Matrices in R

This section provides details on the construction and manipulation of these objects, including matrix facilities that are different from typical element-wise operations.

Matrices

Matrix multiplication

The operator %*% is used for matrix multiplication. An n by 1 or 1 by n matrix may of course be used as an n-vector if in the context such is appropriate. Conversely, vectors which occur in matrix multiplication expressions are automatically promoted either to row or column vectors, whichever is multiplicatively coherent, if possible, (although this is not always unambiguously possible, as we see later).

If, for example, A and B are square matrices of the same size, then

> A * B

is the matrix of element by element products and

> A %*% B

is the matrix product. If x is a vector, then

> x %*% A %*% x

is a quadratic form.

The function crossprod() forms "crossproducts", meaning that crossprod(X, y) is the same as t(X) %*% y but the operation is more efficient. If the second argument to crossprod() is omitted it is taken to be the same as the first.

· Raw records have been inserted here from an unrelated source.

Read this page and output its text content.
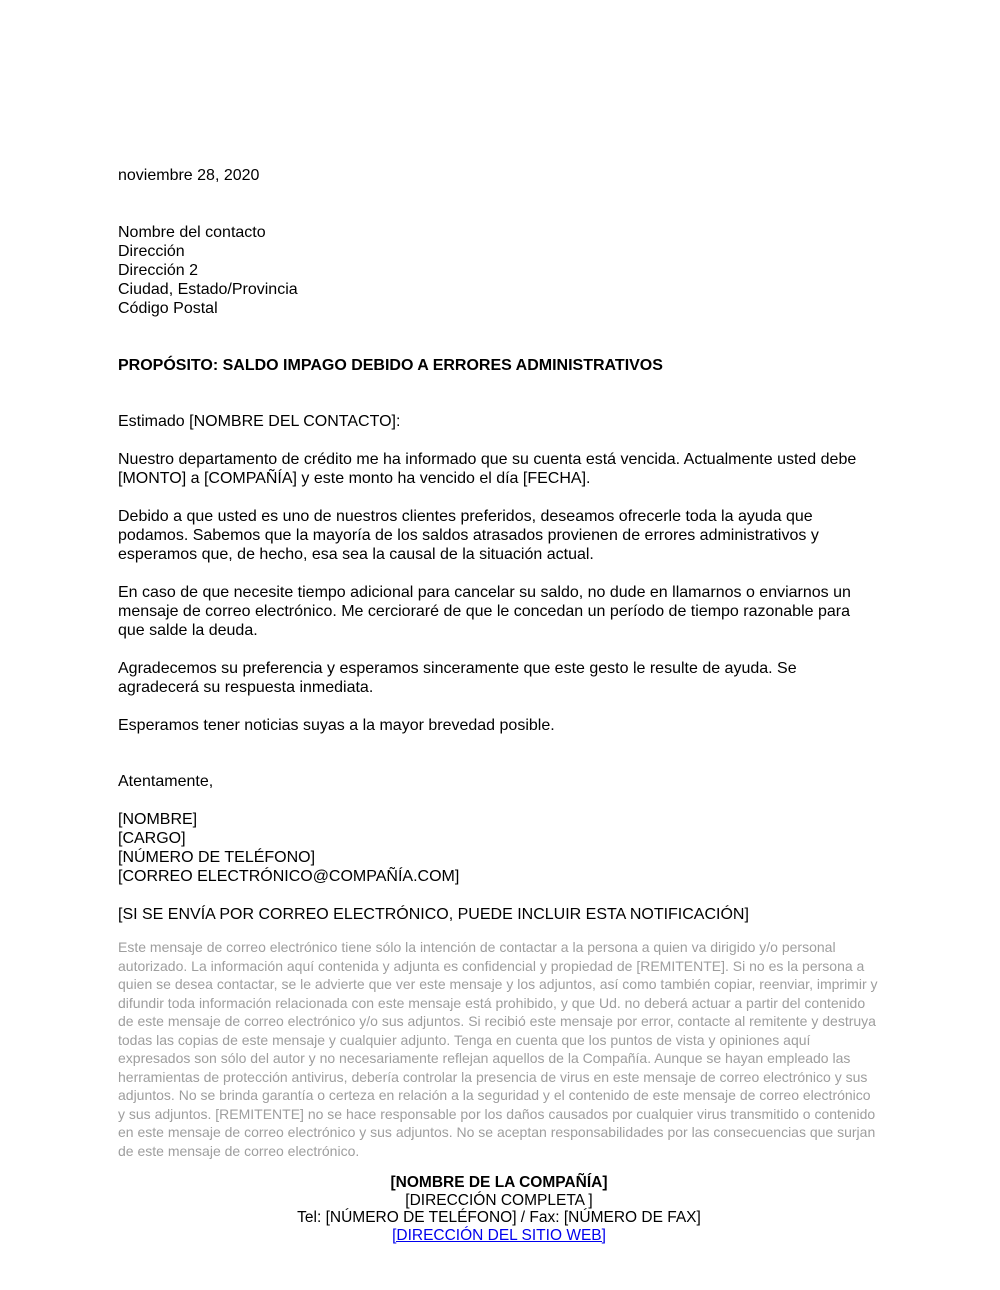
noviembre 28, 2020
Nombre del contacto
Dirección
Dirección 2
Ciudad, Estado/Provincia
Código Postal
PROPÓSITO: SALDO IMPAGO DEBIDO A ERRORES ADMINISTRATIVOS
Estimado [NOMBRE DEL CONTACTO]:

Nuestro departamento de crédito me ha informado que su cuenta está vencida. Actualmente usted debe [MONTO] a [COMPAÑÍA] y este monto ha vencido el día [FECHA].

Debido a que usted es uno de nuestros clientes preferidos, deseamos ofrecerle toda la ayuda que podamos. Sabemos que la mayoría de los saldos atrasados provienen de errores administrativos y esperamos que, de hecho, esa sea la causal de la situación actual.

En caso de que necesite tiempo adicional para cancelar su saldo, no dude en llamarnos o enviarnos un mensaje de correo electrónico. Me cercioraré de que le concedan un período de tiempo razonable para que salde la deuda.

Agradecemos su preferencia y esperamos sinceramente que este gesto le resulte de ayuda. Se agradecerá su respuesta inmediata.

Esperamos tener noticias suyas a la mayor brevedad posible.

Atentamente,
[NOMBRE]
[CARGO]
[NÚMERO DE TELÉFONO]
[CORREO ELECTRÓNICO@COMPAÑÍA.COM]
[SI SE ENVÍA POR CORREO ELECTRÓNICO, PUEDE INCLUIR ESTA NOTIFICACIÓN]

Este mensaje de correo electrónico tiene sólo la intención de contactar a la persona a quien va dirigido y/o personal autorizado. La información aquí contenida y adjunta es confidencial y propiedad de [REMITENTE]. Si no es la persona a quien se desea contactar, se le advierte que ver este mensaje y los adjuntos, así como también copiar, reenviar, imprimir y difundir toda información relacionada con este mensaje está prohibido, y que Ud. no deberá actuar a partir del contenido de este mensaje de correo electrónico y/o sus adjuntos. Si recibió este mensaje por error, contacte al remitente y destruya todas las copias de este mensaje y cualquier adjunto. Tenga en cuenta que los puntos de vista y opiniones aquí expresados son sólo del autor y no necesariamente reflejan aquellos de la Compañía. Aunque se hayan empleado las herramientas de protección antivirus, debería controlar la presencia de virus en este mensaje de correo electrónico y sus adjuntos. No se brinda garantía o certeza en relación a la seguridad y el contenido de este mensaje de correo electrónico y sus adjuntos. [REMITENTE] no se hace responsable por los daños causados por cualquier virus transmitido o contenido en este mensaje de correo electrónico y sus adjuntos. No se aceptan responsabilidades por las consecuencias que surjan de este mensaje de correo electrónico.

[NOMBRE DE LA COMPAÑÍA]
[DIRECCIÓN COMPLETA ]
Tel: [NÚMERO DE TELÉFONO] / Fax: [NÚMERO DE FAX]
[DIRECCIÓN DEL SITIO WEB]
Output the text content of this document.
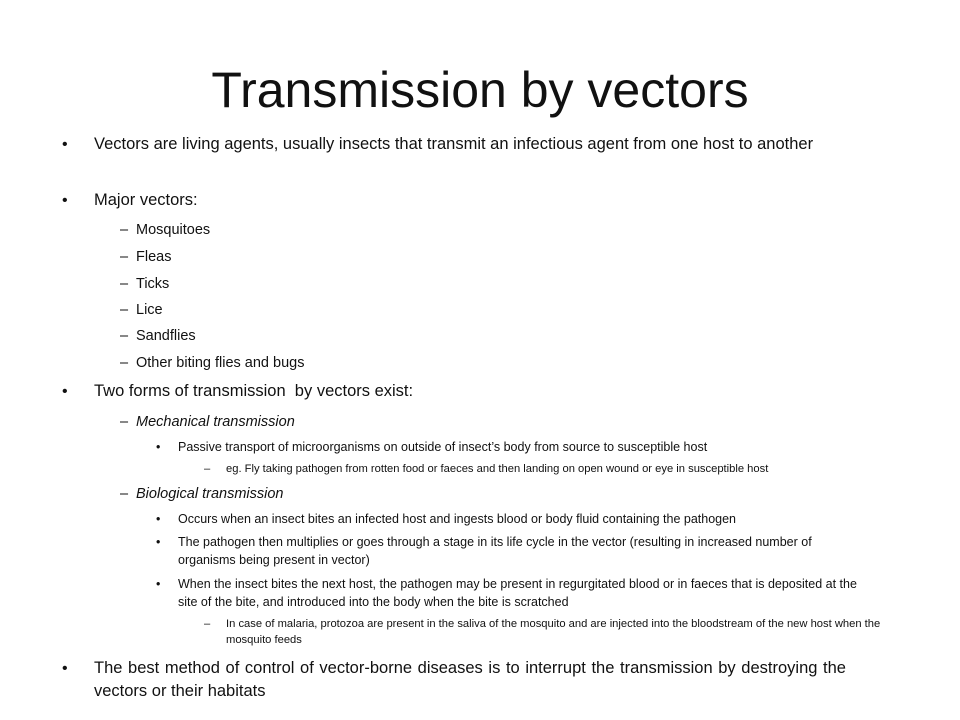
Transmission by vectors
• Vectors are living agents, usually insects that transmit an infectious agent from one host to another
• Major vectors:
– Mosquitoes
– Fleas
– Ticks
– Lice
– Sandflies
– Other biting flies and bugs
• Two forms of transmission  by vectors exist:
– Mechanical transmission
• Passive transport of microorganisms on outside of insect’s body from source to susceptible host
– eg. Fly taking pathogen from rotten food or faeces and then landing on open wound or eye in susceptible host
– Biological transmission
• Occurs when an insect bites an infected host and ingests blood or body fluid containing the pathogen
• The pathogen then multiplies or goes through a stage in its life cycle in the vector (resulting in increased number of organisms being present in vector)
• When the insect bites the next host, the pathogen may be present in regurgitated blood or in faeces that is deposited at the site of the bite, and introduced into the body when the bite is scratched
– In case of malaria, protozoa are present in the saliva of the mosquito and are injected into the bloodstream of the new host when the mosquito feeds
• The best method of control of vector-borne diseases is to interrupt the transmission by destroying the vectors or their habitats
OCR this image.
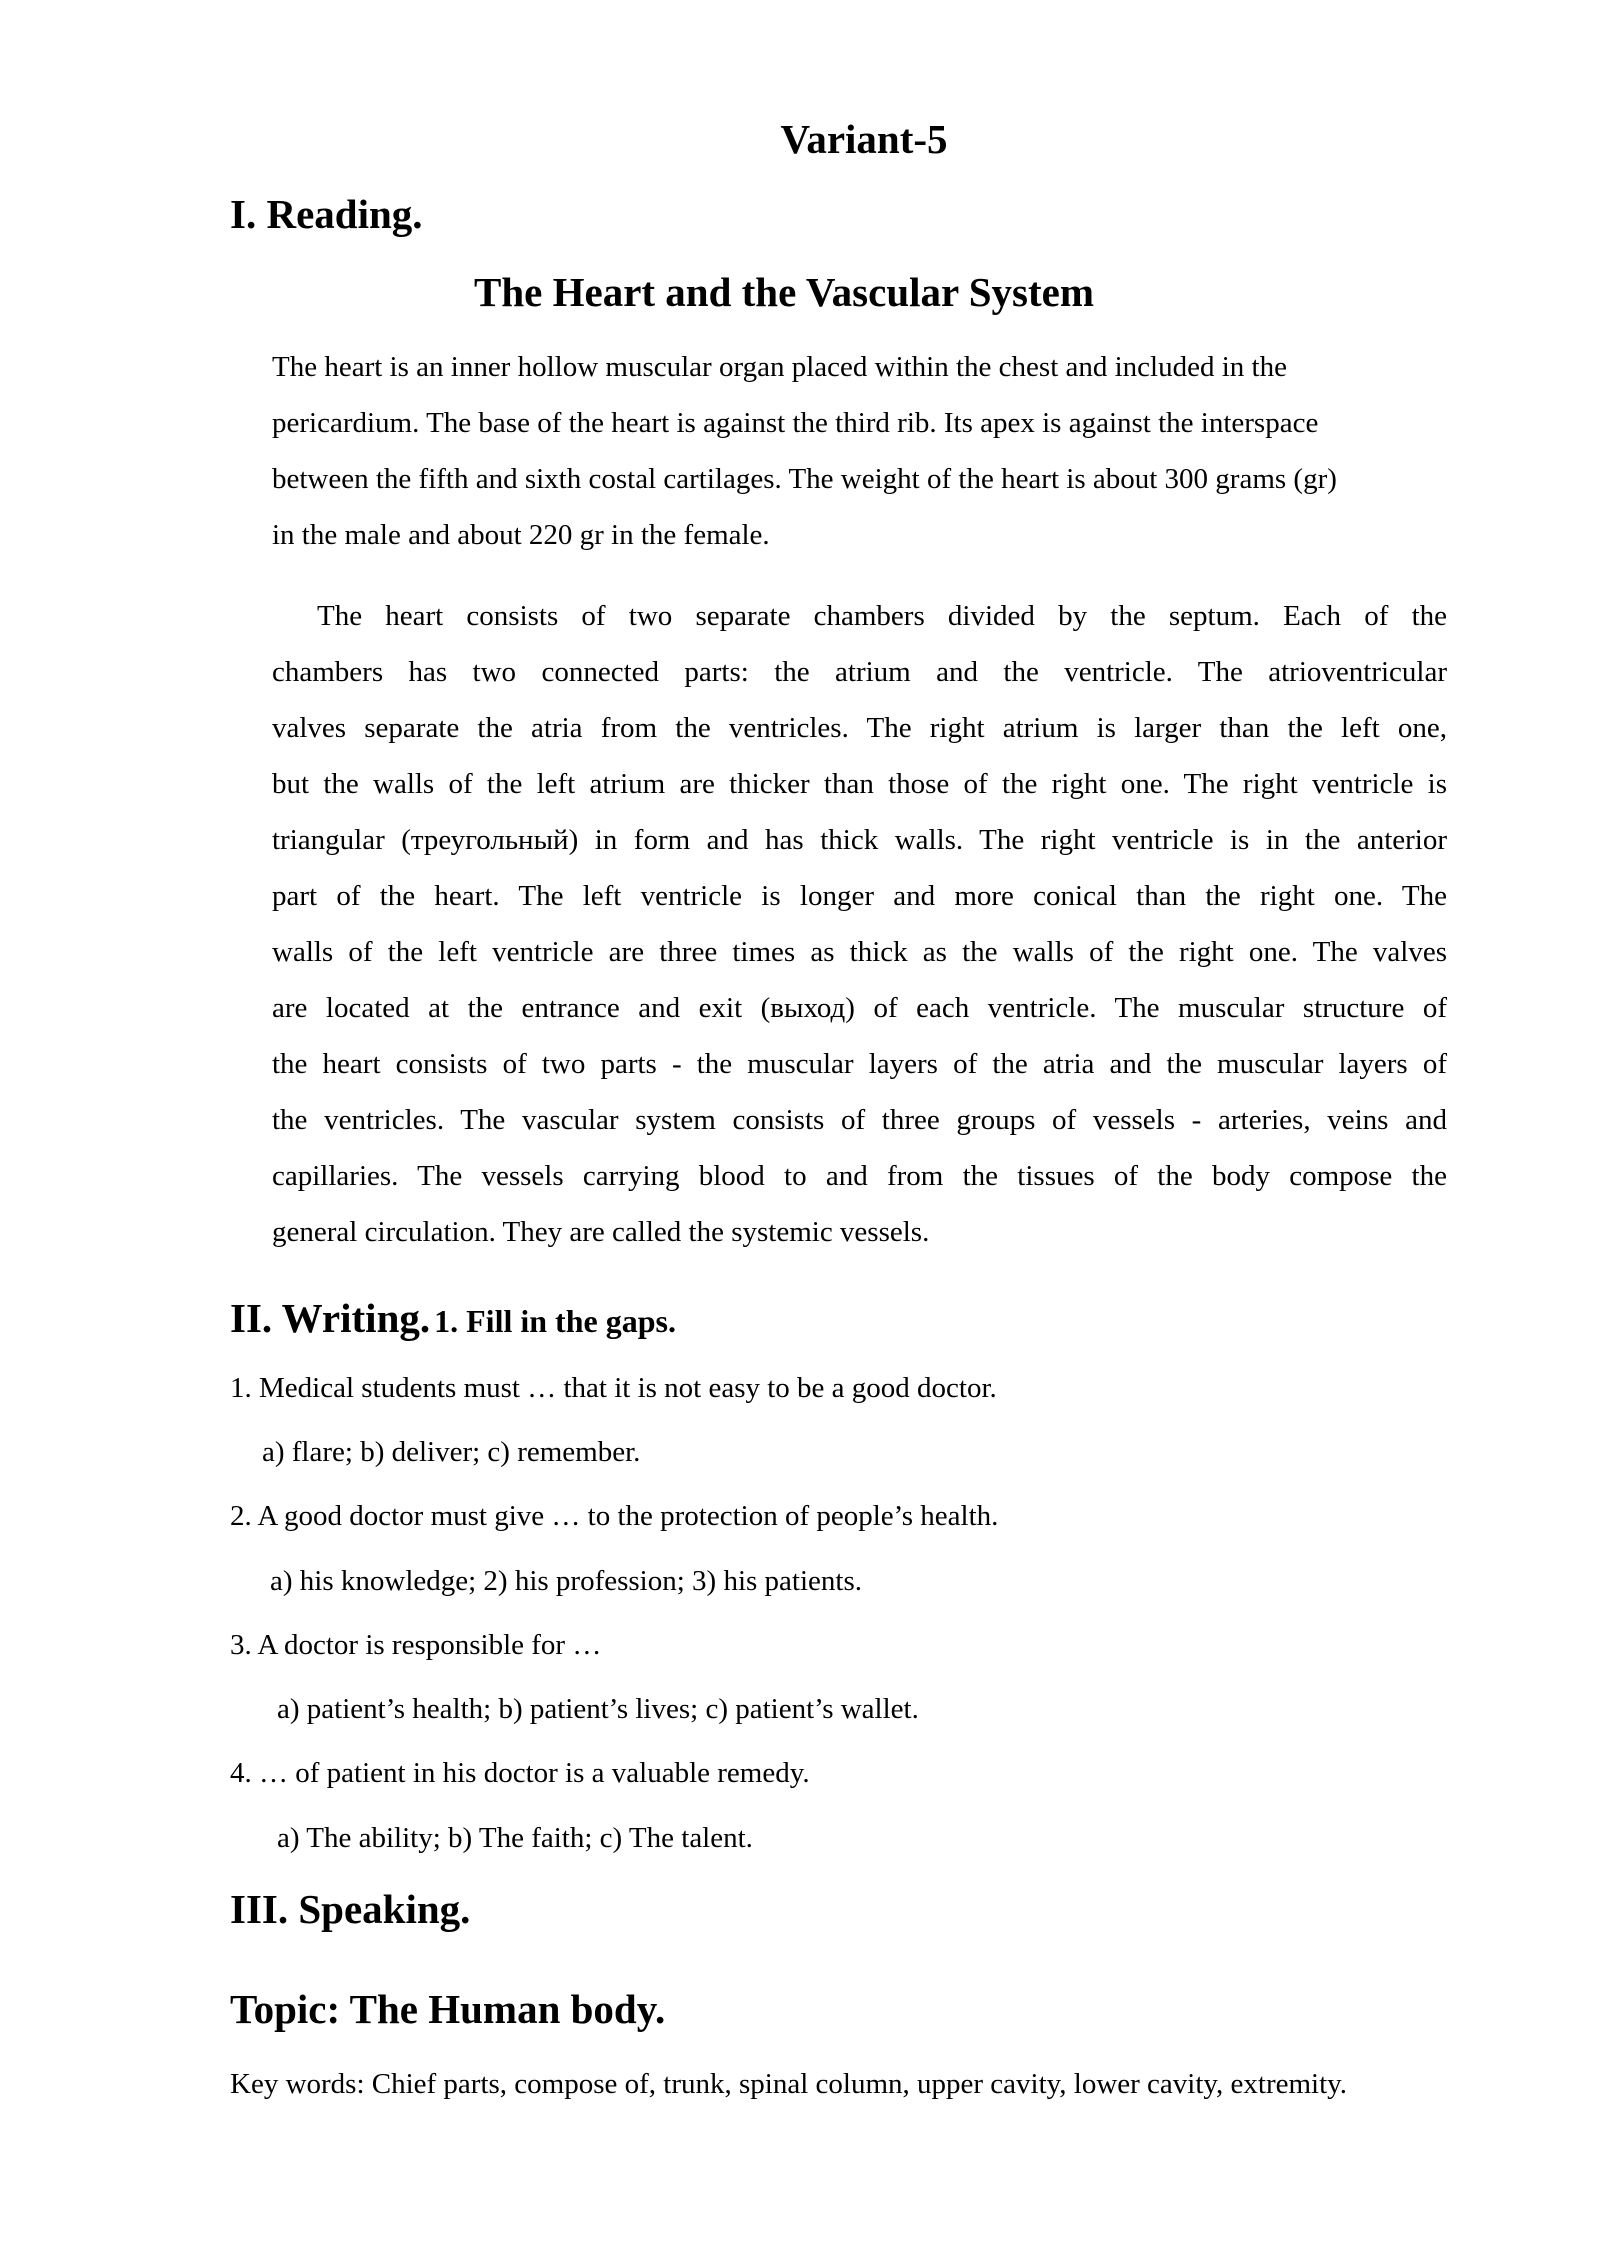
Variant-5
I. Reading.
The Heart and the Vascular System
The heart is an inner hollow muscular organ placed within the chest and included in the
pericardium. The base of the heart is against the third rib. Its apex is against the interspace
between the fifth and sixth costal cartilages. The weight of the heart is about 300 grams (gr)
in the male and about 220 gr in the female.
The heart consists of two separate chambers divided by the septum. Each of the
chambers has two connected parts: the atrium and the ventricle. The atrioventricular
valves separate the atria from the ventricles. The right atrium is larger than the left one,
but the walls of the left atrium are thicker than those of the right one. The right ventricle is
triangular (треугольный) in form and has thick walls. The right ventricle is in the anterior
part of the heart. The left ventricle is longer and more conical than the right one. The
walls of the left ventricle are three times as thick as the walls of the right one. The valves
are located at the entrance and exit (выход) of each ventricle. The muscular structure of
the heart consists of two parts - the muscular layers of the atria and the muscular layers of
the ventricles. The vascular system consists of three groups of vessels - arteries, veins and
capillaries. The vessels carrying blood to and from the tissues of the body compose the
general circulation. They are called the systemic vessels.
II. Writing. 1. Fill in the gaps.

1. Medical students must … that it is not easy to be a good doctor.

a) flare; b) deliver; c) remember.

2. A good doctor must give … to the protection of people’s health.

a) his knowledge; 2) his profession; 3) his patients.

3. A doctor is responsible for …

a) patient’s health; b) patient’s lives; c) patient’s wallet.

4. … of patient in his doctor is a valuable remedy.

a) The ability; b) The faith; c) The talent.

III. Speaking.
Topic: The Human body.

Key words: Chief parts, compose of, trunk, spinal column, upper cavity, lower cavity, extremity.
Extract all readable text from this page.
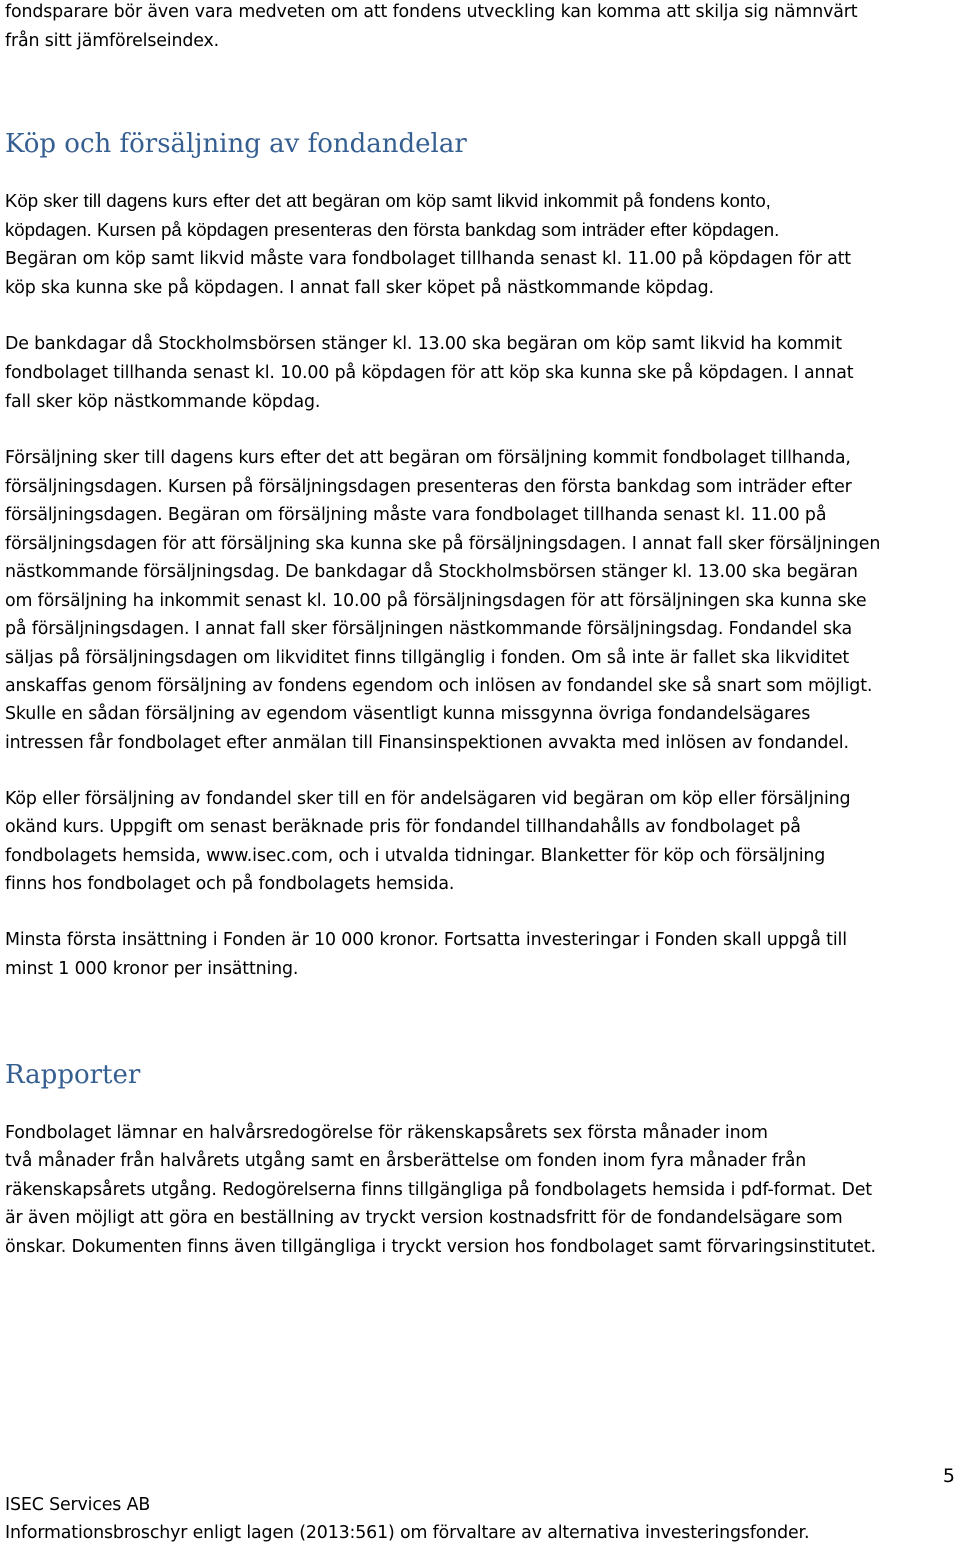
fondsparare bör även vara medveten om att fondens utveckling kan komma att skilja sig nämnvärt
från sitt jämförelseindex.
Köp och försäljning av fondandelar
Köp sker till dagens kurs efter det att begäran om köp samt likvid inkommit på fondens konto,
köpdagen. Kursen på köpdagen presenteras den första bankdag som inträder efter köpdagen.
Begäran om köp samt likvid måste vara fondbolaget tillhanda senast kl. 11.00 på köpdagen för att
köp ska kunna ske på köpdagen. I annat fall sker köpet på nästkommande köpdag.
De bankdagar då Stockholmsbörsen stänger kl. 13.00 ska begäran om köp samt likvid ha kommit
fondbolaget tillhanda senast kl. 10.00 på köpdagen för att köp ska kunna ske på köpdagen. I annat
fall sker köp nästkommande köpdag.
Försäljning sker till dagens kurs efter det att begäran om försäljning kommit fondbolaget tillhanda,
försäljningsdagen. Kursen på försäljningsdagen presenteras den första bankdag som inträder efter
försäljningsdagen. Begäran om försäljning måste vara fondbolaget tillhanda senast kl. 11.00 på
försäljningsdagen för att försäljning ska kunna ske på försäljningsdagen. I annat fall sker försäljningen
nästkommande försäljningsdag. De bankdagar då Stockholmsbörsen stänger kl. 13.00 ska begäran
om försäljning ha inkommit senast kl. 10.00 på försäljningsdagen för att försäljningen ska kunna ske
på försäljningsdagen. I annat fall sker försäljningen nästkommande försäljningsdag. Fondandel ska
säljas på försäljningsdagen om likviditet finns tillgänglig i fonden. Om så inte är fallet ska likviditet
anskaffas genom försäljning av fondens egendom och inlösen av fondandel ske så snart som möjligt.
Skulle en sådan försäljning av egendom väsentligt kunna missgynna övriga fondandelsägares
intressen får fondbolaget efter anmälan till Finansinspektionen avvakta med inlösen av fondandel.
Köp eller försäljning av fondandel sker till en för andelsägaren vid begäran om köp eller försäljning
okänd kurs. Uppgift om senast beräknade pris för fondandel tillhandahålls av fondbolaget på
fondbolagets hemsida, www.isec.com, och i utvalda tidningar. Blanketter för köp och försäljning
finns hos fondbolaget och på fondbolagets hemsida.
Minsta första insättning i Fonden är 10 000 kronor. Fortsatta investeringar i Fonden skall uppgå till
minst 1 000 kronor per insättning.
Rapporter
Fondbolaget lämnar en halvårsredogörelse för räkenskapsårets sex första månader inom
två månader från halvårets utgång samt en årsberättelse om fonden inom fyra månader från
räkenskapsårets utgång. Redogörelserna finns tillgängliga på fondbolagets hemsida i pdf-format. Det
är även möjligt att göra en beställning av tryckt version kostnadsfritt för de fondandelsägare som
önskar. Dokumenten finns även tillgängliga i tryckt version hos fondbolaget samt förvaringsinstitutet.
5
ISEC Services AB
Informationsbroschyr enligt lagen (2013:561) om förvaltare av alternativa investeringsfonder.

The meaning of diag() depends on its argument. diag(v), where v is a vector, gives a diagonal matrix with elements of the vector as the diagonal entries. On the other hand diag(M), where M is a matrix, gives the vector of main diagonal entries of M. This is the same convention as that used for diag() in MATLAB. Also, somewhat confusingly, if k is a single numeric value then diag(k) is the k by k identity matrix!